The fuzzy caterpillar on the tip of my finger smiled and reared up on its front legs to study me. We were busy having a polite conversation when Mother arrived bearing the dreaded daily orange drink pretending to be juice. Being thirsty was not enough incentive to drink the ghastly stuff that always delivered a sugar rush with an aftertaste of what I imagined was hemlock.
I stared into Mother’s eyes and tipped it slowly, deliberately, into the grass, crushed the paper cup, and threw it in Mother’s face.
The grass screamed, not best pleased from being poisoned, for which I was mortified and later apologized profusely. The traumatized caterpillar fled as fast as its hundred-acre legs could go.

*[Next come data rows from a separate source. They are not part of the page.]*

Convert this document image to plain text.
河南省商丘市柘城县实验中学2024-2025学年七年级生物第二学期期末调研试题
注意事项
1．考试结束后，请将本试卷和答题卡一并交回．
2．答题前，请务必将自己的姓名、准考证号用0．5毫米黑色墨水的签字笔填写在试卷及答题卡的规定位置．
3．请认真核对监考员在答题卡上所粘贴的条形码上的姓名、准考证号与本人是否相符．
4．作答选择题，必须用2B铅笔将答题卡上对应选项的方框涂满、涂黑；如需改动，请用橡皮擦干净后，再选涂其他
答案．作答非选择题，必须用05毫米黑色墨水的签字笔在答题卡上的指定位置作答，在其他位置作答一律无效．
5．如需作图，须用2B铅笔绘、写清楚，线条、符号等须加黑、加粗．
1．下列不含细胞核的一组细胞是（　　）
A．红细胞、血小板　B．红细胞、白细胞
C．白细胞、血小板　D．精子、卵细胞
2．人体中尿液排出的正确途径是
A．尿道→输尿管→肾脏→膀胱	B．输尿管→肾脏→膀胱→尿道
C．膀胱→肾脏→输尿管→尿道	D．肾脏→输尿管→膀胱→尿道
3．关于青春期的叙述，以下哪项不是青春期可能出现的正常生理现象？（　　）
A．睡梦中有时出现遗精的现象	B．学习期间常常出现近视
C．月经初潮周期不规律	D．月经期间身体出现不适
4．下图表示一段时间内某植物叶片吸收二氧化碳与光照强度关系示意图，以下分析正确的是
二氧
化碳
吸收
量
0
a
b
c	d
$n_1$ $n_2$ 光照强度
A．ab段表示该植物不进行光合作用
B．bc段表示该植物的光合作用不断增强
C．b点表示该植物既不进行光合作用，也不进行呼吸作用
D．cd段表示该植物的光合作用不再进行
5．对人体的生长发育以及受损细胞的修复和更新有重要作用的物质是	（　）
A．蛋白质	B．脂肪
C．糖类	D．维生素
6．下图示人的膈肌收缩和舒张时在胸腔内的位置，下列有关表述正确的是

After that, events moved fast. Mother slapped my face, hustled me into a coat, and marched me, soldierly fashion through Jabbers Walk to a surprisingly benign forest inside the eye of a psychic storm.

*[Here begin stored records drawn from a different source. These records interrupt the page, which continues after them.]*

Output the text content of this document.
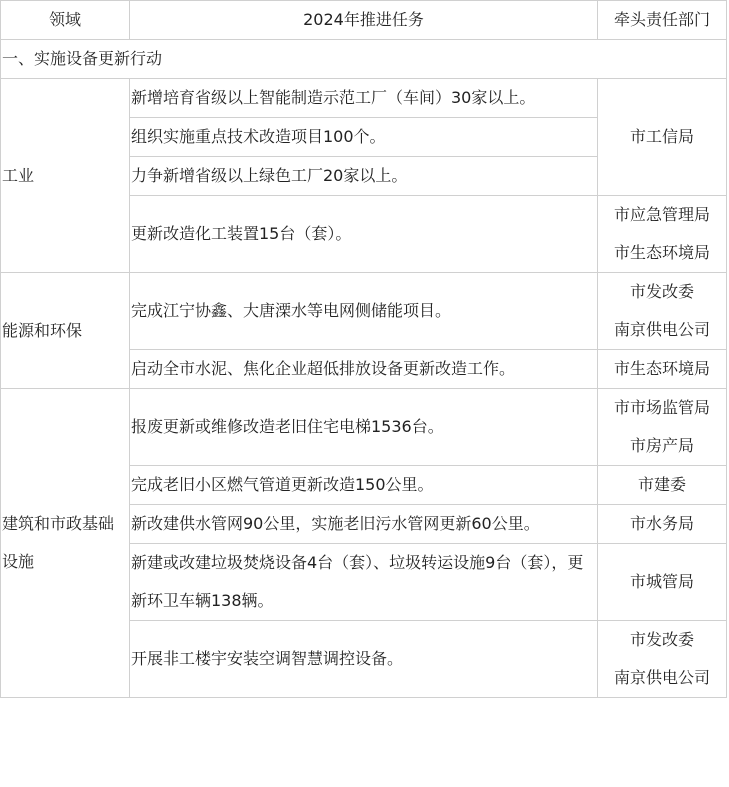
领域	2024年推进任务	牵头责任部门
一、实施设备更新行动		
工业	新增培育省级以上智能制造示范工厂（车间）30家以上。	市工信局

	组织实施重点技术改造项目100个。	
	力争新增省级以上绿色工厂20家以上。	
	更新改造化工装置15台（套）。	市应急管理局
市生态环境局

能源和环保	完成江宁协鑫、大唐溧水等电网侧储能项目。	市发改委
南京供电公司

	启动全市水泥、焦化企业超低排放设备更新改造工作。	市生态环境局

建筑和市政基础设施	报废更新或维修改造老旧住宅电梯1536台。	市市场监管局
市房产局

	完成老旧小区燃气管道更新改造150公里。	市建委

	新改建供水管网90公里，实施老旧污水管网更新60公里。	市水务局

	新建或改建垃圾焚烧设备4台（套）、垃圾转运设施9台（套），更新环卫车辆138辆。	市城管局

	开展非工楼宇安装空调智慧调控设备。	市发改委
南京供电公司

I did my best not to grow up anywhere but as the best of intentions rarely applies, and time being a relentless taskmaster, the best thing to do, according to Wol, was to lie. I told a whopper by pretending I was monumentally stupid.
As a six-year-old who refused to age, I was, as you might expect, stubborn as a donkey for survival purposes in an exclusive clubhouse where no adults were allowed. The me who cast a shadow, opted to stay in the Hundred-acre Wood until the sun burned out. I sorted out what was real and what had I imagined that orangey day when I leaped from the cruel frying pan of Mother’s child-eating trees to the shelter of a leafy glade where I met a talking tree named Lucy.
Neither event was entirely fictional, but both were mystical.